After staying some time in Antioch, Paul suggests a return to the churches established in Galatia (15:36). This tour of established churches is not unexpected since Paul has already made a return trip through Derbe, Lystra, and Iconium for the purpose of continued development and encouragement of these churches.
The suggestion that John Mark re-join the ministry team results in a “sharp disagreement” (verse 37-38). Barnabas wants to have John Mark travel with Paul once again. Sometimes Barnabas is presented as acting like a protective uncle, hoping to give the young and inexperienced John Mark another “chance” to prove himself. While this makes good preaching, that is not the way Luke describes the disagreement between Paul and Barnabas.
Paul “did not think it wise” (NIV) since John Mark has already abandoned them once. The NIV’s translation is adequate, but the word has the sense of being “worthy” or even “suitable to an activity” (BDAG). This could be taken in a positive sense (Paul does not see John Mark as a good “fit” for his vision of the ministry team), or negatively, Paul sees John Mark as unworthy since he has already abandoned the ministry.
John Mark did not depart because he was afraid of the tough travels or potential persecution. Rather, Paul’s rather harsh words to the Jewish sorcerer Elymas on Cyprus was a bit of a shock and perhaps even the idea that gospel should go to a Gentile like Serguis Paulus was a theological error. Luke uses the Greek word ἀφίστημι (afistemi, aorist participle). This word can mean more than simply “depart,” it can have the sense of “fall away” or “become a backslider.” The word appears in Daniel’s prayer of confession (Dan 9:9) and LXX Jer 3:14 to describe “faithless Israel.”

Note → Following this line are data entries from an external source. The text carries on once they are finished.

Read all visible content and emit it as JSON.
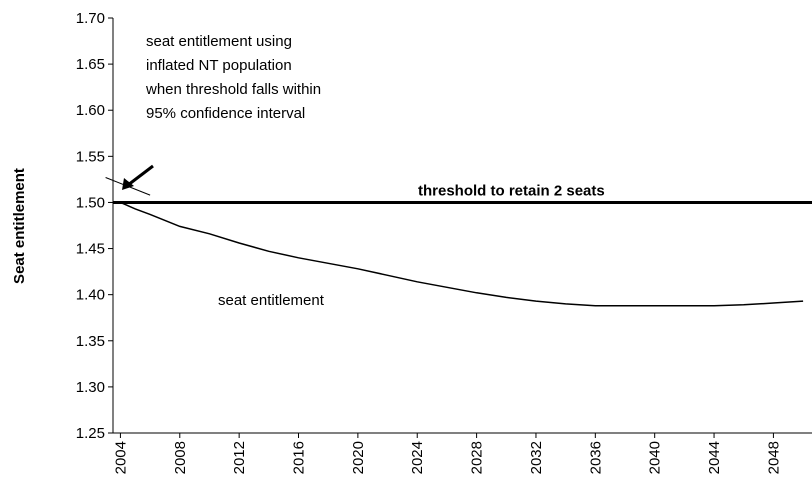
{
  "chart_data": {
    "type": "line",
    "y_label": "Seat entitlement",
    "xlim": [
      2003.5,
      2050.6
    ],
    "ylim": [
      1.25,
      1.7
    ],
    "xticks": [
      2004,
      2008,
      2012,
      2016,
      2020,
      2024,
      2028,
      2032,
      2036,
      2040,
      2044,
      2048
    ],
    "yticks": [
      {
        "value": 1.25,
        "label": "1.25"
      },
      {
        "value": 1.3,
        "label": "1.30"
      },
      {
        "value": 1.35,
        "label": "1.35"
      },
      {
        "value": 1.4,
        "label": "1.40"
      },
      {
        "value": 1.45,
        "label": "1.45"
      },
      {
        "value": 1.5,
        "label": "1.50"
      },
      {
        "value": 1.55,
        "label": "1.55"
      },
      {
        "value": 1.6,
        "label": "1.60"
      },
      {
        "value": 1.65,
        "label": "1.65"
      },
      {
        "value": 1.7,
        "label": "1.70"
      }
    ],
    "series": [
      {
        "name": "seat entitlement",
        "color": "#000000",
        "x": [
          2004,
          2005,
          2006,
          2008,
          2010,
          2012,
          2014,
          2016,
          2018,
          2020,
          2022,
          2024,
          2026,
          2028,
          2030,
          2032,
          2034,
          2036,
          2038,
          2040,
          2042,
          2044,
          2046,
          2048,
          2050
        ],
        "values": [
          1.5,
          1.493,
          1.487,
          1.474,
          1.466,
          1.456,
          1.447,
          1.44,
          1.434,
          1.428,
          1.421,
          1.414,
          1.408,
          1.402,
          1.397,
          1.393,
          1.39,
          1.388,
          1.388,
          1.388,
          1.388,
          1.388,
          1.389,
          1.391,
          1.393
        ]
      },
      {
        "color": "#000000",
        "x": [
          2003,
          2006
        ],
        "values": [
          1.527,
          1.508
        ]
      }
    ],
    "threshold": {
      "label": "threshold to retain 2 seats",
      "value": 1.5,
      "color": "#000000"
    },
    "annotations": [
      {
        "lines": [
          "seat entitlement using",
          "inflated NT population",
          "when threshold falls within",
          "95% confidence interval"
        ]
      }
    ]
  }
}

More significantly, Luke used the word in the Parable of the Sower in Luke 8:13 to describe the seed which does not take root and “falls away” when persecution comes. Perhaps there is a hint here that John Mark was not quite “rooted” in Paul’s mission and when he experienced the theologically disturbing idea that Paul was going to turn to the Gentiles, he fell away.
The way Luke describes this disagreement is significant – Paul and Barnabas had a “sharp disagreement,” a word used for provoking one to “love and good works,” Heb 10:24, but also anger, exasperation, etc. The word appears in the LXX for “furious anger of the Lord” in Deut 29:27 and LXX Jer 32:37. Paul and Barnabas are in such a heated disagreement over John Mark that there is no solution other than to separate their ministries.
This is another chance to observe some diversity within the early church. Whatever the reason, John Mark disagreed with Paul and separated from him, then later Barnabas did the same thing. If John Mark and Barnabas represent the “Jerusalem Church,” then I think there is a hint here of serious tensions between the Pauline Mission and the style of ministry happening in Jerusalem.